If a query is evaluated at a sampling timestamp after a time series is marked
stale, then no value is returned for that time series. If new samples are
subsequently ingested for that time series, they will be returned as normal.
If no sample is found (by default) 5 minutes before a sampling timestamp,
no value is returned for that time series at this point in time. This
effectively means that time series "disappear" from graphs at times where their
latest collected sample is older than 5 minutes or after they are marked stale.
Staleness will not be marked for time series that have timestamps included in
their scrapes. Only the 5 minute threshold will be applied in that case.
### Avoiding slow queries and overloads
If a query needs to operate on a very large amount of data, graphing it might
time out or overload the server or browser. Thus, when constructing queries
over unknown data, always start building the query in the tabular view of
Prometheus's expression browser until the result set seems reasonable
(hundreds, not thousands, of time series at most). Only when you have filtered
or aggregated your data sufficiently, switch to graph mode. If the expression
still takes too long to graph ad-hoc, pre-record it via a [recording
rule](../configuration/recording_rules.md#recording-rules).

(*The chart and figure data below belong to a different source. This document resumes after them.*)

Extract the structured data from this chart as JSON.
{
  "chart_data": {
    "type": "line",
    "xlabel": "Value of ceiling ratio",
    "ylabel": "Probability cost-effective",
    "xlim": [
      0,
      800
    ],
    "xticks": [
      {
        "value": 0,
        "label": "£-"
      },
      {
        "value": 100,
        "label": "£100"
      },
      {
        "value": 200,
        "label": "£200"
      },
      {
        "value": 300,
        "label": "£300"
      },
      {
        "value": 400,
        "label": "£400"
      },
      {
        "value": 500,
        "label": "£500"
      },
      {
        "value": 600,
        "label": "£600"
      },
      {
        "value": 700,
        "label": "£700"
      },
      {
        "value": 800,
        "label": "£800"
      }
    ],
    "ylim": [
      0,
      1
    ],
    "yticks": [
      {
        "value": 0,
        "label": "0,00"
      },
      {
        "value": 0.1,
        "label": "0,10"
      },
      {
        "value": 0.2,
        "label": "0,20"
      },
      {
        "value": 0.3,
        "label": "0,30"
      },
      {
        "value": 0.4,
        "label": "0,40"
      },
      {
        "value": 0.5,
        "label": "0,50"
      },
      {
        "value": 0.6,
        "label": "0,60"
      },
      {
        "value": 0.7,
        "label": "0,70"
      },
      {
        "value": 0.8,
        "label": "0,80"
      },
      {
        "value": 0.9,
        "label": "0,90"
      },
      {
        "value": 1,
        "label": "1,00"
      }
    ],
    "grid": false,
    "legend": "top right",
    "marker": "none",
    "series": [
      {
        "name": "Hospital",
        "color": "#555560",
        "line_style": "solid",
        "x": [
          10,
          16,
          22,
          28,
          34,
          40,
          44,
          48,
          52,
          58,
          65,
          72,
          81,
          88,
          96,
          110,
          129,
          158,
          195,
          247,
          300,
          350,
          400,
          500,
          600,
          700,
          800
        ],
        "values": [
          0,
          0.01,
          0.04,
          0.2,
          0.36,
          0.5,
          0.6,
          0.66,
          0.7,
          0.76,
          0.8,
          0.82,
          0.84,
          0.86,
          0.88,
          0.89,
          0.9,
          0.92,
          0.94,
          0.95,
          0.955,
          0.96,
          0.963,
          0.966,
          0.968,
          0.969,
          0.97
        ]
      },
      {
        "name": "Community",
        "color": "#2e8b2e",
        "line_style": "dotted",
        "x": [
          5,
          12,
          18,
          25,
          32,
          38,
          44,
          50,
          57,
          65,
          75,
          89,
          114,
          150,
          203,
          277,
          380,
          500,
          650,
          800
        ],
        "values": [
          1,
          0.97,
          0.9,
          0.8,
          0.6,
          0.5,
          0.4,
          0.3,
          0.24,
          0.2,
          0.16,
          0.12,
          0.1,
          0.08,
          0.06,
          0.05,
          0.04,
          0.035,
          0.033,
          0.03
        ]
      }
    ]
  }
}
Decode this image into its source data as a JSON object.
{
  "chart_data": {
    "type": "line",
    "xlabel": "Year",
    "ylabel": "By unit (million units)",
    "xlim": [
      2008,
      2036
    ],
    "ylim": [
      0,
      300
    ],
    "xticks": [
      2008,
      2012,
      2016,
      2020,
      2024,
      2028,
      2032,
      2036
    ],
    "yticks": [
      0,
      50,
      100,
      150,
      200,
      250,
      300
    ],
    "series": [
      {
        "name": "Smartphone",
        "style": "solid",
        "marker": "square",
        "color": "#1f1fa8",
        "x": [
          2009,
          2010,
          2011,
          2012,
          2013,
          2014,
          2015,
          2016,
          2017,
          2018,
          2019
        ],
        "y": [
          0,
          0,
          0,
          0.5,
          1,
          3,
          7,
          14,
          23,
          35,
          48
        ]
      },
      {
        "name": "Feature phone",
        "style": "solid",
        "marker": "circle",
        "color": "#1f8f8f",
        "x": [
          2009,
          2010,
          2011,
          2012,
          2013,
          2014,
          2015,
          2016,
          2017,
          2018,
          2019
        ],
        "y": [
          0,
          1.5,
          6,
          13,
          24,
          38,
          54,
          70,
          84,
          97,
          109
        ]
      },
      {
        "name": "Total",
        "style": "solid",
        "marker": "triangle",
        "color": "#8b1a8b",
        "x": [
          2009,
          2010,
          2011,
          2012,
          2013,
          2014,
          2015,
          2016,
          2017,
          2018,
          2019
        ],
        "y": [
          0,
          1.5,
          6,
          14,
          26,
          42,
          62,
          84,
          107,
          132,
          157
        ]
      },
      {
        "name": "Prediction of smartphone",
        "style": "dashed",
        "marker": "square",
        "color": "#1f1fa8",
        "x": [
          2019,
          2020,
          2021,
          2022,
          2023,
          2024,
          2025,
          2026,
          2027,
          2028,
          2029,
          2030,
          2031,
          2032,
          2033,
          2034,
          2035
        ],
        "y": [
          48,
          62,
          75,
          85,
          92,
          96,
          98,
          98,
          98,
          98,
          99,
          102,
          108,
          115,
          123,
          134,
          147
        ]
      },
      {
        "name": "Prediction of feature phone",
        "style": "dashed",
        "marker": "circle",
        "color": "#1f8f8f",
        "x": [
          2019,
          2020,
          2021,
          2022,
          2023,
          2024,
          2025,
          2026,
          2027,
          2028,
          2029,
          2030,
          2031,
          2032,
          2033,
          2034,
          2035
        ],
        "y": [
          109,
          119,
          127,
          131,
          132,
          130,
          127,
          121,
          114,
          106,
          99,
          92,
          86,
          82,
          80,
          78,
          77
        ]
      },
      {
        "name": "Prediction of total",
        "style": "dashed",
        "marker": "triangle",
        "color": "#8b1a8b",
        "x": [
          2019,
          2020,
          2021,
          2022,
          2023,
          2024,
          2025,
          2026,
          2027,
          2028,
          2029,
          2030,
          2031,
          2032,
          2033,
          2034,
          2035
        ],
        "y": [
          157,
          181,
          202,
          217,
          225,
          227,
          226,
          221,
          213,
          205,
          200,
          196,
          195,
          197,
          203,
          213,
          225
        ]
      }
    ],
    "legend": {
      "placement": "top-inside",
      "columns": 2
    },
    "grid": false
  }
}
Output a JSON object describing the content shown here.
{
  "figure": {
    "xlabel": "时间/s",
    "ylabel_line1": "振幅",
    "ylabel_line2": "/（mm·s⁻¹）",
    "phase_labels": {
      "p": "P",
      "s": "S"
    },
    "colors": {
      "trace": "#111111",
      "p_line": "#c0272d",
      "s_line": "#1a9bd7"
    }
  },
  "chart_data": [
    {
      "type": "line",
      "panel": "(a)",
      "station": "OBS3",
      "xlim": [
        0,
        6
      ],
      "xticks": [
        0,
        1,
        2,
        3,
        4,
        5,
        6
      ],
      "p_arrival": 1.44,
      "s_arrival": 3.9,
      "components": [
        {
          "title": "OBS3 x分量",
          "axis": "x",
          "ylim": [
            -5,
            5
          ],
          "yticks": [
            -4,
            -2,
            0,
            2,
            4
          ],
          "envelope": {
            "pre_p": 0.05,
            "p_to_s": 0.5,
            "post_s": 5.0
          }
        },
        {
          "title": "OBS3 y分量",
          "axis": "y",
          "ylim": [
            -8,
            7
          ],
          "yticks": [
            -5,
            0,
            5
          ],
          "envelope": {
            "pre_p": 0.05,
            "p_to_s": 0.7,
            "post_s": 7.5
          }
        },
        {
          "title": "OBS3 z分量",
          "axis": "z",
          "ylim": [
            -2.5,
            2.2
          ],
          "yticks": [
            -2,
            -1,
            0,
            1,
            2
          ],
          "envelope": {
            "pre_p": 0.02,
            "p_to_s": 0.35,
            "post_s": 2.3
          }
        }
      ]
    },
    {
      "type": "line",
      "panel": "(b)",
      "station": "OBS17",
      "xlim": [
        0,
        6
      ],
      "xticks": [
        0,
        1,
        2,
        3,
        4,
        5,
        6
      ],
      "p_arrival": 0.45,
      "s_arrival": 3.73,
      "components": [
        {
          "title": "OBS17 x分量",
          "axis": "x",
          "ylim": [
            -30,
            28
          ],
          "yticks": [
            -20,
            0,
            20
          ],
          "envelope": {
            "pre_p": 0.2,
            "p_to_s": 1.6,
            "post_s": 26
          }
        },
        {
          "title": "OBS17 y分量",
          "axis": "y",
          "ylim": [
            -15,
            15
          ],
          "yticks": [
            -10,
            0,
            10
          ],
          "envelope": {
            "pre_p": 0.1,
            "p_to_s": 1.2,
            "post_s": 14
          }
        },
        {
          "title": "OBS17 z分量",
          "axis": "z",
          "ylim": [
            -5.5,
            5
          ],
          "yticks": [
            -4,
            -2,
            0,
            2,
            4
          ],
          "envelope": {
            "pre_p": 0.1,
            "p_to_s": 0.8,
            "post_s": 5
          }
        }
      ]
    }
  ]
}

This is especially relevant for Prometheus's query language, where a bare
metric name selector like `api_http_requests_total` could expand to thousands
of time series with different labels. Also keep in mind that expressions which
aggregate over many time series will generate load on the server even if the
output is only a small number of time series. This is similar to how it would
be slow to sum all values of a column in a relational database, even if the
output value is only a single number.